Barry was a good kid, but he was human. Some days, the spreadsheet was a work of art. Other days, it looked like he’d typed it with his elbows after three espressos and a night of collegiate debauchery. Names were misspelled. Phone numbers had extra digits. Entire rows were just… missing.
Every error Barry made was a potential lead lost, a follow-up missed, a tiny crack in the foundation of our business. We weren’t mad at Barry. We were mad at the process. A process so mind-numbingly boring it could sedate a bull.
This lesson is about firing Barry. Not the person, but the *job*. We’re going to build a tireless, flawless, infinitely fast robot to do his work. A robot that never gets tired, never makes a typo, and runs 24/7 for pennies.
Why This Matters
Computers speak in structure. They love clean rows, columns, and predictable data formats like JSON. Humans, on the other hand, speak in chaos. We send long, rambling emails, messy invoices, and resumes full of fluff.
The single biggest bottleneck in business automation is translating human chaos into computer-friendly structure. This workflow isn’t just a cool party trick; it’s the fundamental building block for any serious automation.
This automation replaces:
- Manual data entry from emails, PDFs, or support tickets.
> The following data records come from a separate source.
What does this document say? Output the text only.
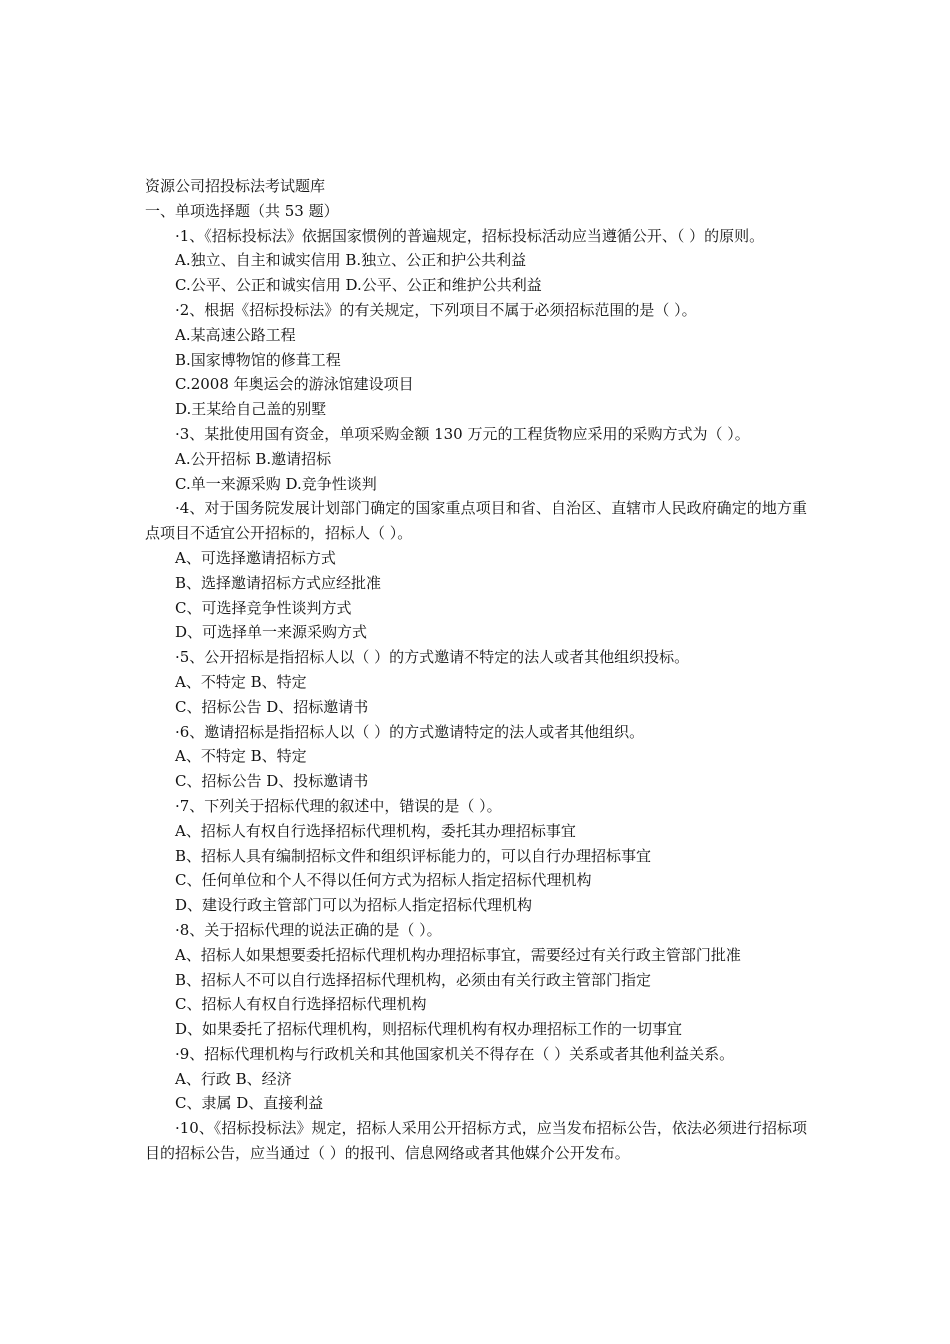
资源公司招投标法考试题库
一、单项选择题（共 53 题）
·1、《招标投标法》依据国家惯例的普遍规定，招标投标活动应当遵循公开、（ ）的原则。
A.独立、自主和诚实信用 B.独立、公正和护公共利益
C.公平、公正和诚实信用 D.公平、公正和维护公共利益
·2、根据《招标投标法》的有关规定，下列项目不属于必须招标范围的是（ ）。
A.某高速公路工程
B.国家博物馆的修葺工程
C.2008 年奥运会的游泳馆建设项目
D.王某给自己盖的别墅
·3、某批使用国有资金，单项采购金额 130 万元的工程货物应采用的采购方式为（ ）。
A.公开招标 B.邀请招标
C.单一来源采购 D.竞争性谈判
·4、对于国务院发展计划部门确定的国家重点项目和省、自治区、直辖市人民政府确定的地方重点项目不适宜公开招标的，招标人（ ）。
A、可选择邀请招标方式
B、选择邀请招标方式应经批准
C、可选择竞争性谈判方式
D、可选择单一来源采购方式
·5、公开招标是指招标人以（ ）的方式邀请不特定的法人或者其他组织投标。
A、不特定 B、特定
C、招标公告 D、招标邀请书
·6、邀请招标是指招标人以（ ）的方式邀请特定的法人或者其他组织。
A、不特定 B、特定
C、招标公告 D、投标邀请书
·7、下列关于招标代理的叙述中，错误的是（ ）。
A、招标人有权自行选择招标代理机构，委托其办理招标事宜
B、招标人具有编制招标文件和组织评标能力的，可以自行办理招标事宜
C、任何单位和个人不得以任何方式为招标人指定招标代理机构
D、建设行政主管部门可以为招标人指定招标代理机构
·8、关于招标代理的说法正确的是（ ）。
A、招标人如果想要委托招标代理机构办理招标事宜，需要经过有关行政主管部门批准
B、招标人不可以自行选择招标代理机构，必须由有关行政主管部门指定
C、招标人有权自行选择招标代理机构
D、如果委托了招标代理机构，则招标代理机构有权办理招标工作的一切事宜
·9、招标代理机构与行政机关和其他国家机关不得存在（ ）关系或者其他利益关系。
A、行政 B、经济
C、隶属 D、直接利益
·10、《招标投标法》规定，招标人采用公开招标方式，应当发布招标公告，依法必须进行招标项目的招标公告，应当通过（ ）的报刊、信息网络或者其他媒介公开发布。
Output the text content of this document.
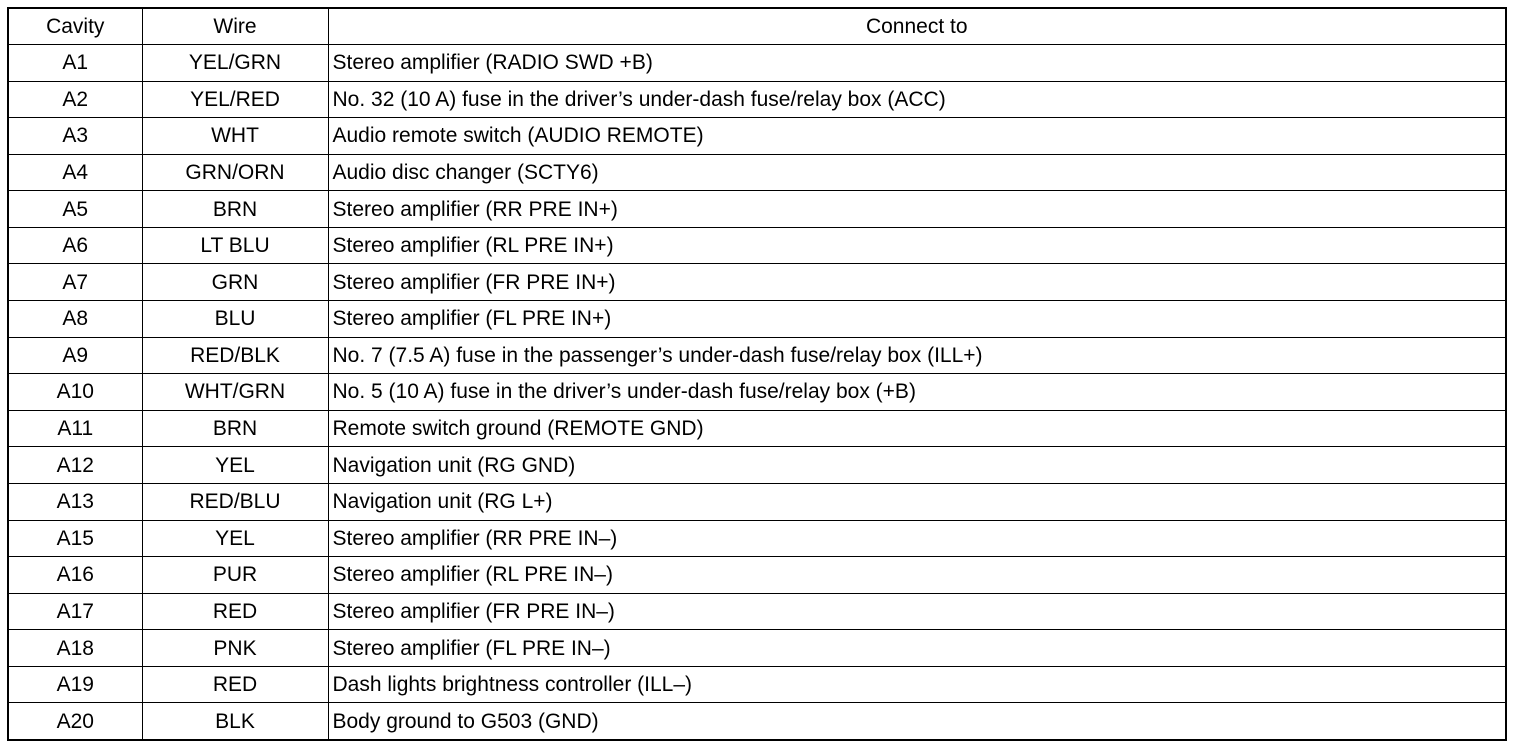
Cavity	Wire	Connect to
A1	YEL/GRN	Stereo amplifier (RADIO SWD +B)
A2	YEL/RED	No. 32 (10 A) fuse in the driver’s under-dash fuse/relay box (ACC)
A3	WHT	Audio remote switch (AUDIO REMOTE)
A4	GRN/ORN	Audio disc changer (SCTY6)
A5	BRN	Stereo amplifier (RR PRE IN+)
A6	LT BLU	Stereo amplifier (RL PRE IN+)
A7	GRN	Stereo amplifier (FR PRE IN+)
A8	BLU	Stereo amplifier (FL PRE IN+)
A9	RED/BLK	No. 7 (7.5 A) fuse in the passenger’s under-dash fuse/relay box (ILL+)
A10	WHT/GRN	No. 5 (10 A) fuse in the driver’s under-dash fuse/relay box (+B)
A11	BRN	Remote switch ground (REMOTE GND)
A12	YEL	Navigation unit (RG GND)
A13	RED/BLU	Navigation unit (RG L+)
A15	YEL	Stereo amplifier (RR PRE IN–)
A16	PUR	Stereo amplifier (RL PRE IN–)
A17	RED	Stereo amplifier (FR PRE IN–)
A18	PNK	Stereo amplifier (FL PRE IN–)
A19	RED	Dash lights brightness controller (ILL–)
A20	BLK	Body ground to G503 (GND)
- Expensive, slow data processing teams.
- Error-prone copy-pasting that kills productivity and loses revenue.
Master this, and you’ve mastered the “intake system” for 90% of business information. You can turn a firehose of messy text into a clean, orderly database that other automations can actually use.
What This Tool / Workflow Actually Is
We are going to use Claude 3 (via its API) as a hyper-intelligent data parser. Think of it less as a creative genius and more as the world’s most diligent, rule-following bureaucrat.
What it does:
We give the AI two things: a piece of messy, unstructured text (like an email) and a very strict template (a JSON schema). The AI’s only job is to read the text and fill out our template. It finds the name, the email, the company, and puts them in the exact boxes we told it to.
What it does NOT do:
This system doesn’t “understand” your business strategy or make decisions. It won’t call the lead for you. It’s a specialized tool for one thing and one thing only: transforming unstructured text into structured data. It’s the first, most crucial gear in a much larger machine.
Prerequisites
I know some of you are allergic to code. Relax. If you can copy and paste, you can do this. I promise.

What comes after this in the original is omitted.